Sunnis who belong to Future Current are also upset, as they cannot condone any assistance to the Syrian regime, which they blame for major misdeeds, not least the assassination of former Lebanese prime minister Rafiq Al-Hariri.

Leftist politicians, including Sunnis and Christians, are measuring their words. They do not want to go against Moscow, but they are finding the Russian intervention in Syria questionable to say the least.

However, some pan-Arab groups, leftists and Baathists mostly, have deemed the Russian deployment commendable, noting that the alliance between Damascus and Moscow is a longstanding one.

But it will be hard for this sentiment to survive the growing evidence that the Russians are not fighting the Islamic State (IS) group in Syria, but rather punishing Al-Assad’s opponents.

Only the Sunni Islamists in Lebanon have not minced their words, terming the Russian intervention an act of “occupation” and vowing to resist it.

Lebanon’s top Sunni religious authority, the Higher Islamic Council, criticised the Russian intervention in Syria and voiced indignation over the Russian Orthodox Church’s description of the intervention as part of a “holy war.”

As if this were not enough to throw Lebanon’s political scene into convulsions, Saudi Arabia and Iran traded insults over the recent pilgrimage stampede, sending the Sunni-Shiite animosity to an even higher pitch.

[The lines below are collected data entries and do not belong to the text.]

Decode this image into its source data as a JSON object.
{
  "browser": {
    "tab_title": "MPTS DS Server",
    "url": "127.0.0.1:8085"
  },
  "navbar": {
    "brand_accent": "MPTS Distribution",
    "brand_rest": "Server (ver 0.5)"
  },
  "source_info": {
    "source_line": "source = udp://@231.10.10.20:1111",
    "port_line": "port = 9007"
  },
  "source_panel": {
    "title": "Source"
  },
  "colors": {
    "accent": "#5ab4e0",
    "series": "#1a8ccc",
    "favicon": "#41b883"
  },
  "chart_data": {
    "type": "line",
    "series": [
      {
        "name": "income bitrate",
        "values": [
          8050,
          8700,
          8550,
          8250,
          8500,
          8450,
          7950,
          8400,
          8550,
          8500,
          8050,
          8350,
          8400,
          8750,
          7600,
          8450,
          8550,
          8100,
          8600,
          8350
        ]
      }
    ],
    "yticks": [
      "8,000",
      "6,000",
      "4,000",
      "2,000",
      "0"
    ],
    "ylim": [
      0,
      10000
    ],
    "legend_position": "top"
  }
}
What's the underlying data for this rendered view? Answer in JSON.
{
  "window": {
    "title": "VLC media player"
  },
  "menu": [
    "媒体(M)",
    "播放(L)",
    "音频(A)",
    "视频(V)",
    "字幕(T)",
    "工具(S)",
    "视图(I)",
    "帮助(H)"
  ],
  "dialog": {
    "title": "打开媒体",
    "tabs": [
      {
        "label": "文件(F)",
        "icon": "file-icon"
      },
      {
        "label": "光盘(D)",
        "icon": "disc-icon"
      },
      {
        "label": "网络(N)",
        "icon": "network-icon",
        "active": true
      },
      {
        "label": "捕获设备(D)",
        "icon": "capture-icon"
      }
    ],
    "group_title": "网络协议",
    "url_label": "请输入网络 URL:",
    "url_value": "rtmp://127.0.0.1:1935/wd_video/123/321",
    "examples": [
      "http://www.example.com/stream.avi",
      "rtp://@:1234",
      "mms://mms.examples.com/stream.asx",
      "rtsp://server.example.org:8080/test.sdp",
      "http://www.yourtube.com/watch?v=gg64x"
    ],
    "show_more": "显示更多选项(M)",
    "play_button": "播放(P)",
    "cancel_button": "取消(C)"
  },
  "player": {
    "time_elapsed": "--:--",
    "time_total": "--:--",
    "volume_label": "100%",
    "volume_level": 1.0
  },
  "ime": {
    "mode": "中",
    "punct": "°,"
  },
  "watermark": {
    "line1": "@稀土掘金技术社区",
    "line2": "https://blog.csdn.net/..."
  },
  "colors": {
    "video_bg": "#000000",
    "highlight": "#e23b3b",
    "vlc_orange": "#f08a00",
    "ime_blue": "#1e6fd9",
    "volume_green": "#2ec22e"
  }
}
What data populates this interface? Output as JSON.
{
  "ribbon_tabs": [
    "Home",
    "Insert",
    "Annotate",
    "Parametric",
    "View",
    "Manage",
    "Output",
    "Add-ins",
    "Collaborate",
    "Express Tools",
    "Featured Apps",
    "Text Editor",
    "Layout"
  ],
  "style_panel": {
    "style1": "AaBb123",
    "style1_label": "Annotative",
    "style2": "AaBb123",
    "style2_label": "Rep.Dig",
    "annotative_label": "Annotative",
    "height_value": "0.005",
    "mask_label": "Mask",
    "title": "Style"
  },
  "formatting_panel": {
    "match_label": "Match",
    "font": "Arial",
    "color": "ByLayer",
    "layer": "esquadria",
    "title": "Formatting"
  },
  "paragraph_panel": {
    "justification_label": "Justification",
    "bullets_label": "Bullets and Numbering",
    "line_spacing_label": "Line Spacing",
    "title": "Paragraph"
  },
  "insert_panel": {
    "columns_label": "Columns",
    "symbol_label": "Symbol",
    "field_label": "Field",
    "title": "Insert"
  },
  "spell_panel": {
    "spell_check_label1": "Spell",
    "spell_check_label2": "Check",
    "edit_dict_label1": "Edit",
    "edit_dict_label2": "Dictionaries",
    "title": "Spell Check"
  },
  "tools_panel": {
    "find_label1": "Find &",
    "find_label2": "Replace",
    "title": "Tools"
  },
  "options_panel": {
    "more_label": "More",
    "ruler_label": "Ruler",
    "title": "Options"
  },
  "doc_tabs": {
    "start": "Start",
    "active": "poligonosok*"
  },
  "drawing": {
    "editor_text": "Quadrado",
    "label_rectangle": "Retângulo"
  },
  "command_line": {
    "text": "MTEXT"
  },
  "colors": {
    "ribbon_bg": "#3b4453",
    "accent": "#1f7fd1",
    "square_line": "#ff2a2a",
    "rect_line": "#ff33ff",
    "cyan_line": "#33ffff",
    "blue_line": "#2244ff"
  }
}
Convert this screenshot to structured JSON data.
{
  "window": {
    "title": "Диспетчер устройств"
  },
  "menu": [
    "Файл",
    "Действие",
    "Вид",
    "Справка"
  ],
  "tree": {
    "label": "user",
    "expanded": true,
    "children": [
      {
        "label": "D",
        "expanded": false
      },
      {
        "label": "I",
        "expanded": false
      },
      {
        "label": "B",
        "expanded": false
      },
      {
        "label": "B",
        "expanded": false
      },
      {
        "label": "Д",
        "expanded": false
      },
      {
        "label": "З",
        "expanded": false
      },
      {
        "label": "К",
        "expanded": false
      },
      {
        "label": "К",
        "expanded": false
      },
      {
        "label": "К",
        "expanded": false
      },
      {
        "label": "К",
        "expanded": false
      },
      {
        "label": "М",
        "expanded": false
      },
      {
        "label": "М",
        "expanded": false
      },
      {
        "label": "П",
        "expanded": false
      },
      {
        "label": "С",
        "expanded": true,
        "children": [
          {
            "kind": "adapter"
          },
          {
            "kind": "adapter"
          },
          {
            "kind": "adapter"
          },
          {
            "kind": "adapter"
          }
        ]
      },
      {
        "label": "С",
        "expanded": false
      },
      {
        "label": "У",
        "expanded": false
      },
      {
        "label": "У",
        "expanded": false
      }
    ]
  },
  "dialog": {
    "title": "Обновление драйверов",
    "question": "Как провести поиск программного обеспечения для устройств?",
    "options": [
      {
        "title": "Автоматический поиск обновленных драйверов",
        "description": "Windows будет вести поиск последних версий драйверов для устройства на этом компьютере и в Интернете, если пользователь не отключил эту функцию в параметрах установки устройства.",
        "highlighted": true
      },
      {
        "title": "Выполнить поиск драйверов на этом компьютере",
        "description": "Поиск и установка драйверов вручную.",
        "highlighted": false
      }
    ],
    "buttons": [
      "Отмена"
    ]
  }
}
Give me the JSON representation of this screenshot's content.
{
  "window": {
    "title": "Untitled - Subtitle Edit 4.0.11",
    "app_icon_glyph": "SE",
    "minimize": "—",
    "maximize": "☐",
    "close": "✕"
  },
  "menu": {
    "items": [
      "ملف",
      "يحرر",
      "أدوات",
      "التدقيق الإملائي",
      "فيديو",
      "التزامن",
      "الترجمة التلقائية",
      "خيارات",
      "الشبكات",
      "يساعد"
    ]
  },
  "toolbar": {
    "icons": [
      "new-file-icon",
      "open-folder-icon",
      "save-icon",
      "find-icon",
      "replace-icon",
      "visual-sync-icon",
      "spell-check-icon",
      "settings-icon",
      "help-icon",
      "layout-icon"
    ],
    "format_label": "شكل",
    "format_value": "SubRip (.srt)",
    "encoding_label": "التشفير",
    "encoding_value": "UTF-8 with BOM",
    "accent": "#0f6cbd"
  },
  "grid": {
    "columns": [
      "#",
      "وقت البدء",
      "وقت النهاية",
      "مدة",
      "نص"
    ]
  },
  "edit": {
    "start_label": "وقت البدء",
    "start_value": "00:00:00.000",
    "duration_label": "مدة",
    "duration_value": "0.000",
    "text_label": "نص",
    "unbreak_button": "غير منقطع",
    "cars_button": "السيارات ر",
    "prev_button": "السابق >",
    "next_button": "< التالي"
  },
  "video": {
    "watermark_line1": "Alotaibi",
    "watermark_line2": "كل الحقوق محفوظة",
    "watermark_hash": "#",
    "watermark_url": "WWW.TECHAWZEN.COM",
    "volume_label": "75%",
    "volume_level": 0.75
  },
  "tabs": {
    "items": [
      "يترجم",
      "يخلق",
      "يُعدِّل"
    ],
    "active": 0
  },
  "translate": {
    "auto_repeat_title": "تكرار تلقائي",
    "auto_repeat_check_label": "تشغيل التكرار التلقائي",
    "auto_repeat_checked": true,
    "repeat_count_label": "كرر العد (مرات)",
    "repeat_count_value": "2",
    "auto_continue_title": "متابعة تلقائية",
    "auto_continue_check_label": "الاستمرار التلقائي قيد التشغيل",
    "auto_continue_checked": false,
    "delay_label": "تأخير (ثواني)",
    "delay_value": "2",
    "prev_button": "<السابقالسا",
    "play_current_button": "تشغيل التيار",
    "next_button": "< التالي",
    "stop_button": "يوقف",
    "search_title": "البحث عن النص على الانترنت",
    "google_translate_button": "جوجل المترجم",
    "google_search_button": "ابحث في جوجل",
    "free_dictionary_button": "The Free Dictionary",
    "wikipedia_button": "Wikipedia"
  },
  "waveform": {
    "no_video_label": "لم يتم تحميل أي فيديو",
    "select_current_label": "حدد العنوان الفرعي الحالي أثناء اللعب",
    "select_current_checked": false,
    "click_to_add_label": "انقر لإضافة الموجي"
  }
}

To compensate for the above, Lebanon is exercising a level of self-restraint on an unprecedented scale, with officials from the country’s two main blocks, the 14 May and 8 May Alliances, led respectively by the Sunnis and Shiites, engaging in various forms of damage control.

One man that should take credit for the country’s ability to bury its disputes at a time of instability is Nehad Al-Mashnouq, the interior minister, who, although a key figure in Future Current, has managed to get all factions committed to maintaining tight security across the country.

Not even the 5 October attack on a Hezbollah bus in Shtawrah managed to shake the peace. And the sectarian tensions have been buried for a while as the Lebanese try to tackle more urgent matters, such as garbage and electricity.

A session of a parliamentary committee on energy held on 5 October may offer an insight into the turbulent emotions lying just beneath the surface. A dispute over energy policy escalated into a brawl, with MPs from rival factions hurling plastic bottles and insults at each other across the parliamentary tables.

But the country as a whole is holding its breath and trying to act as normally as it can. The Lebanese, who went through a 15-year civil war last time they lost their nerve, are not going to rush into anything foolish. They may be worried and angry, thrilled and joyous, or simply depressed. But they are doing all they can to keep their country together.